I actually bought Pure for Middle Son and then borrowed it when I visited him recently. Cunning, eh? I say recently, but in fact I borrowed it quite a while ago, and it’s taken me all that time to read through it. I’m not sure why. It’s quite a big book, true, but I can finish a big book in a few days if it grips my imagination. Pure didn’t capture mine, and I’m struggling to think why.
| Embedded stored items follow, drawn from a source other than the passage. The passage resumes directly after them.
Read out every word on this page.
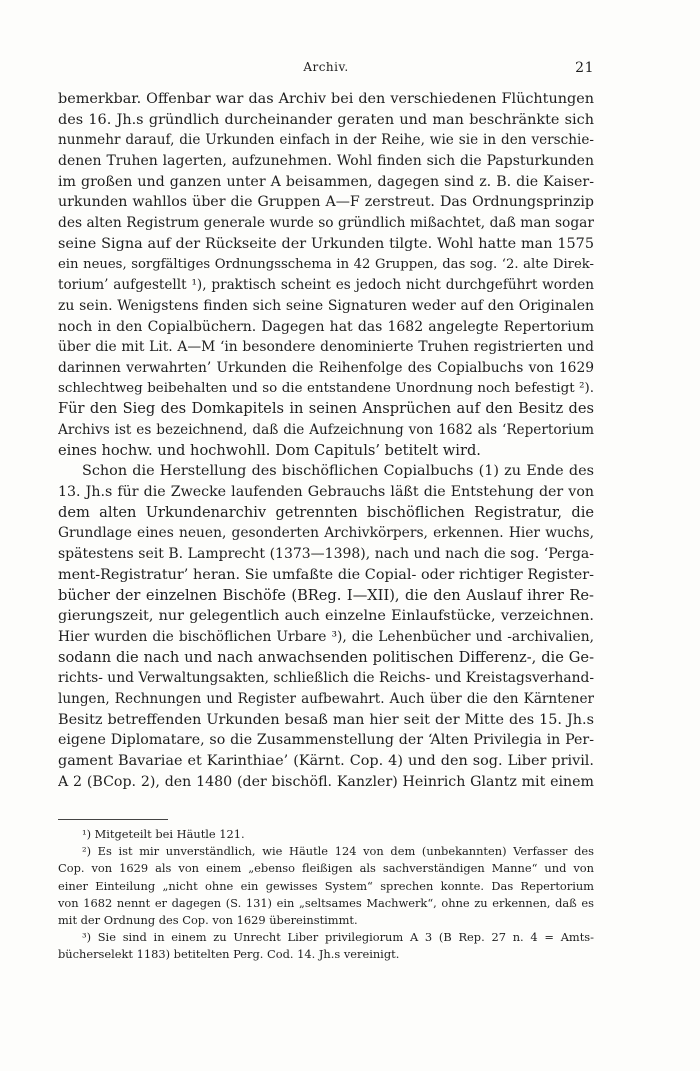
Archiv.	21
bemerkbar. Offenbar war das Archiv bei den verschiedenen Flüchtungen
des 16. Jh.s gründlich durcheinander geraten und man beschränkte sich
nunmehr darauf, die Urkunden einfach in der Reihe, wie sie in den verschie-
denen Truhen lagerten, aufzunehmen. Wohl finden sich die Papsturkunden
im großen und ganzen unter A beisammen, dagegen sind z. B. die Kaiser-
urkunden wahllos über die Gruppen A—F zerstreut. Das Ordnungsprinzip
des alten Registrum generale wurde so gründlich mißachtet, daß man sogar
seine Signa auf der Rückseite der Urkunden tilgte. Wohl hatte man 1575
ein neues, sorgfältiges Ordnungsschema in 42 Gruppen, das sog. ‘2. alte Direk-
torium’ aufgestellt ¹), praktisch scheint es jedoch nicht durchgeführt worden
zu sein. Wenigstens finden sich seine Signaturen weder auf den Originalen
noch in den Copialbüchern. Dagegen hat das 1682 angelegte Repertorium
über die mit Lit. A—M ‘in besondere denominierte Truhen registrierten und
darinnen verwahrten’ Urkunden die Reihenfolge des Copialbuchs von 1629
schlechtweg beibehalten und so die entstandene Unordnung noch befestigt ²).
Für den Sieg des Domkapitels in seinen Ansprüchen auf den Besitz des
Archivs ist es bezeichnend, daß die Aufzeichnung von 1682 als ‘Repertorium
eines hochw. und hochwohll. Dom Capituls’ betitelt wird.
Schon die Herstellung des bischöflichen Copialbuchs (1) zu Ende des
13. Jh.s für die Zwecke laufenden Gebrauchs läßt die Entstehung der von
dem alten Urkundenarchiv getrennten bischöflichen Registratur, die
Grundlage eines neuen, gesonderten Archivkörpers, erkennen. Hier wuchs,
spätestens seit B. Lamprecht (1373—1398), nach und nach die sog. ‘Perga-
ment-Registratur’ heran. Sie umfaßte die Copial- oder richtiger Register-
bücher der einzelnen Bischöfe (BReg. I—XII), die den Auslauf ihrer Re-
gierungszeit, nur gelegentlich auch einzelne Einlaufstücke, verzeichnen.
Hier wurden die bischöflichen Urbare ³), die Lehenbücher und -archivalien,
sodann die nach und nach anwachsenden politischen Differenz-, die Ge-
richts- und Verwaltungsakten, schließlich die Reichs- und Kreistagsverhand-
lungen, Rechnungen und Register aufbewahrt. Auch über die den Kärntener
Besitz betreffenden Urkunden besaß man hier seit der Mitte des 15. Jh.s
eigene Diplomatare, so die Zusammenstellung der ‘Alten Privilegia in Per-
gament Bavariae et Karinthiae’ (Kärnt. Cop. 4) und den sog. Liber privil.
A 2 (BCop. 2), den 1480 (der bischöfl. Kanzler) Heinrich Glantz mit einem
¹) Mitgeteilt bei Häutle 121.
²) Es ist mir unverständlich, wie Häutle 124 von dem (unbekannten) Verfasser des
Cop. von 1629 als von einem „ebenso fleißigen als sachverständigen Manne“ und von
einer Einteilung „nicht ohne ein gewisses System“ sprechen konnte. Das Repertorium
von 1682 nennt er dagegen (S. 131) ein „seltsames Machwerk“, ohne zu erkennen, daß es
mit der Ordnung des Cop. von 1629 übereinstimmt.
³) Sie sind in einem zu Unrecht Liber privilegiorum A 3 (B Rep. 27 n. 4 = Amts-
bücherselekt 1183) betitelten Perg. Cod. 14. Jh.s vereinigt.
I’m not really giving any secrets away by saying that it’s post-apocalyptic and one of the features of the atomic-like blast that ended the world is that people became fused with whatever happened to be close to them at the time – sometimes other people, sometimes something inanimate. This sounds a splendid idea, but when you think about it, it’s full of holes. For a start, if you get blasted by something that has this fusing effect, you expect to fuse with more or less everything in your immediate vicinity, not one object, or one person, or one animal. I also didn’t see how the post-humans managed to exist. What did they eat, after a few years when to canned goods were gone. Nobody was doing any farming, that’s for sure, and even the Dome which apparently housed the favoured few who escaped the blast, wouldn’t have had the resources to feed the masses (even if its occupants wanted to). Finally, the way in which one family dominates the story (and I am giving away part of the plot here) just doesn’t ring true. There’s a definite hole in the plot towards the end, too, which doesn’t help things.
The writing isn’t bad. Some of the descriptions are very good. Some of the dialogue is too. But overall I just wasn’t convinced by it all, and I found it rather disappointing.